Goals Saved Above Expectation (GSAx) is an advanced statistic that measures a goaltender’s performance against the quality of scoring chances he faced. It is a better catch-all metric compared to save percentage because every SV% counts every saved shot and goal the same, while GSAx weights shots by the quality of the scoring chance.
GSAx numbers cited from Evolving Hockey.
Unlike the Rangers, the Capitals have been able to score through their problems. That is nothing new to the Caps, though. With players like Alex Ovechkin, T.J. Oshie, Jakub Vrana, Nicklas Backstrom, Tom Wilson and Evgeny Kuznetsov in its forward ranks, the Capitals are a good bet to be able to beat their expected goals. That said, they are a bit fortunate to be scoring 3.04 goals per 60 minutes as their xGF/60 sits at just 2.06.

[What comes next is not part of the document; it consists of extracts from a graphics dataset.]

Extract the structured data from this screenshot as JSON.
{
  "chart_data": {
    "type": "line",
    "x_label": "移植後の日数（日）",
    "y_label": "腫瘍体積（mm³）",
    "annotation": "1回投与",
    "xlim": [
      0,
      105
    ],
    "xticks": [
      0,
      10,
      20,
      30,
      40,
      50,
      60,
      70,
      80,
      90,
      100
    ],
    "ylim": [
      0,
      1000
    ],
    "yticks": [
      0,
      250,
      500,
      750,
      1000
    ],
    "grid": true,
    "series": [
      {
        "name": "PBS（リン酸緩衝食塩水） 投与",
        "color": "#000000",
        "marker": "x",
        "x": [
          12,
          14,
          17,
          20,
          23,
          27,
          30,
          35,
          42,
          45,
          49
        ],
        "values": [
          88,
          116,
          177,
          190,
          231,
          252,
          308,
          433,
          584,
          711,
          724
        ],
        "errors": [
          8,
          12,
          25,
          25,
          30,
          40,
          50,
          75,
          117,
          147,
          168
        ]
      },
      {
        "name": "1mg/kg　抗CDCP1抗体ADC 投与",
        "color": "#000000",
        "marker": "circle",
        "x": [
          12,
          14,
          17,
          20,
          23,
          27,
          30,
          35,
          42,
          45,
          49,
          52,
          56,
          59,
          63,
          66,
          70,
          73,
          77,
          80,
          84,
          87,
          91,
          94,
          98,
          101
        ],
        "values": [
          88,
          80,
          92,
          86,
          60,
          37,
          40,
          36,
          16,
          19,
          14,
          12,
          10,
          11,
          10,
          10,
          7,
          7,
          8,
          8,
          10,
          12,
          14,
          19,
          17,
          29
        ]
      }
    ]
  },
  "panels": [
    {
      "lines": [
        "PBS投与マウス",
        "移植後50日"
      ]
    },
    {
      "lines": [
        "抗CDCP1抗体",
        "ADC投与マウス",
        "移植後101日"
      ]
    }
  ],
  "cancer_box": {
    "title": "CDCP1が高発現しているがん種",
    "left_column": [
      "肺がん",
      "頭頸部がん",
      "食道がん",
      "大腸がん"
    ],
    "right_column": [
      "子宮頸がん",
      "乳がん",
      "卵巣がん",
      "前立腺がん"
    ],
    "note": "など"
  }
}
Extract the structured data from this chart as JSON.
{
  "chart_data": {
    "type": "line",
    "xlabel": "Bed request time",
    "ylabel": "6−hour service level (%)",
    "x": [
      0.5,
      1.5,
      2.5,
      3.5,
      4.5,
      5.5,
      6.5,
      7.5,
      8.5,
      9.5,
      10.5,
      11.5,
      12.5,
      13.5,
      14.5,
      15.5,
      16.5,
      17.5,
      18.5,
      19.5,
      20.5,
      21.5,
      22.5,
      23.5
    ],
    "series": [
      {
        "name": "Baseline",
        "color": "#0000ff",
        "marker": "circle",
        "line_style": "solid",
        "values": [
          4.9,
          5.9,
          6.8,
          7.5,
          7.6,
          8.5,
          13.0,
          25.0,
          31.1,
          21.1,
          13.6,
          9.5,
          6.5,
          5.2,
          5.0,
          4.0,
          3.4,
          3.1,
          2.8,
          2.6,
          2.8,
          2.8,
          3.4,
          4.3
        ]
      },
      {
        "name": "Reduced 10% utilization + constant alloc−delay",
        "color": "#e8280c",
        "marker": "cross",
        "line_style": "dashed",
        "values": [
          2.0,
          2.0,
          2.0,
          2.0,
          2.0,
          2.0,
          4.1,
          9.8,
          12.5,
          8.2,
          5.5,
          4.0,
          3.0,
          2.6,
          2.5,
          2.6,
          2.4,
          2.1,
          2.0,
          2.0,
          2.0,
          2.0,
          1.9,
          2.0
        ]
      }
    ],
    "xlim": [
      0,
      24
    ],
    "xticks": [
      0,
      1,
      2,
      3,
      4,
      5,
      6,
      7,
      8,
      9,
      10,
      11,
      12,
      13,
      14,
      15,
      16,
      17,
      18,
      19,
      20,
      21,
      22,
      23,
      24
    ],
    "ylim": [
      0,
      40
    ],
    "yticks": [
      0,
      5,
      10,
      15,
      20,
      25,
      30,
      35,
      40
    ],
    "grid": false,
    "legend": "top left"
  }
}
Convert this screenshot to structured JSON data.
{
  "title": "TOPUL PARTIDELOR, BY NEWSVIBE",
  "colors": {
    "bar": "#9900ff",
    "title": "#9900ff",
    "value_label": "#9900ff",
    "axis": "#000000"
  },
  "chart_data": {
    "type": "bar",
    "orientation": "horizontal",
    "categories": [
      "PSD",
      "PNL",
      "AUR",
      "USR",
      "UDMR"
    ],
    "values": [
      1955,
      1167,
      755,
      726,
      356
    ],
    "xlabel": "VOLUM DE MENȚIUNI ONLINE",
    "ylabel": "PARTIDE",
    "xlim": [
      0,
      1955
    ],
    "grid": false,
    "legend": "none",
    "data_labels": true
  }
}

For most teams those numbers would scream regression, but Washington’s reputation makes it a little more complicated. Further complicating things is that the Capitals are giving up a lot of goals.
Washington ranks sixth in the NHL with an average of 3.47 goals per game, but their 3.4 goals allowed per game is the fifth-worst mark in the NHL. A lot of that can be chalked up to poor goaltending, however, as Washington is actually only surrendering 2.12 xGA/60 at 5-on-5. Vitek Vanecek, who came into the season as Washington’s No. 3 goaltender, has struggled to a -4.05 GSAx in 13 starts while starter Ilya Samsonov gets back into game shape after a stint on the COVID-19 protocol list.
Betting Analysis & Pick
The Capitals may come in with a better record and a deeper roster compared to the Rangers, but I think there will be value fading Washington for the foreseeable future. At some point the Caps will see their shooting percentage come down to earth, while the opposite is true of the Blueshirts.
I also give a decent edge to the Rangers in the goaltending department for this matchup. Igor Shesterkin has started to find his form with a +1.88 GSAx in 10 starts, while Vanecek has struggled and we haven’t seen Samsonov in an NHL game for a month.
I’ll take a shot on New York at +130 or better on Saturday afternoon.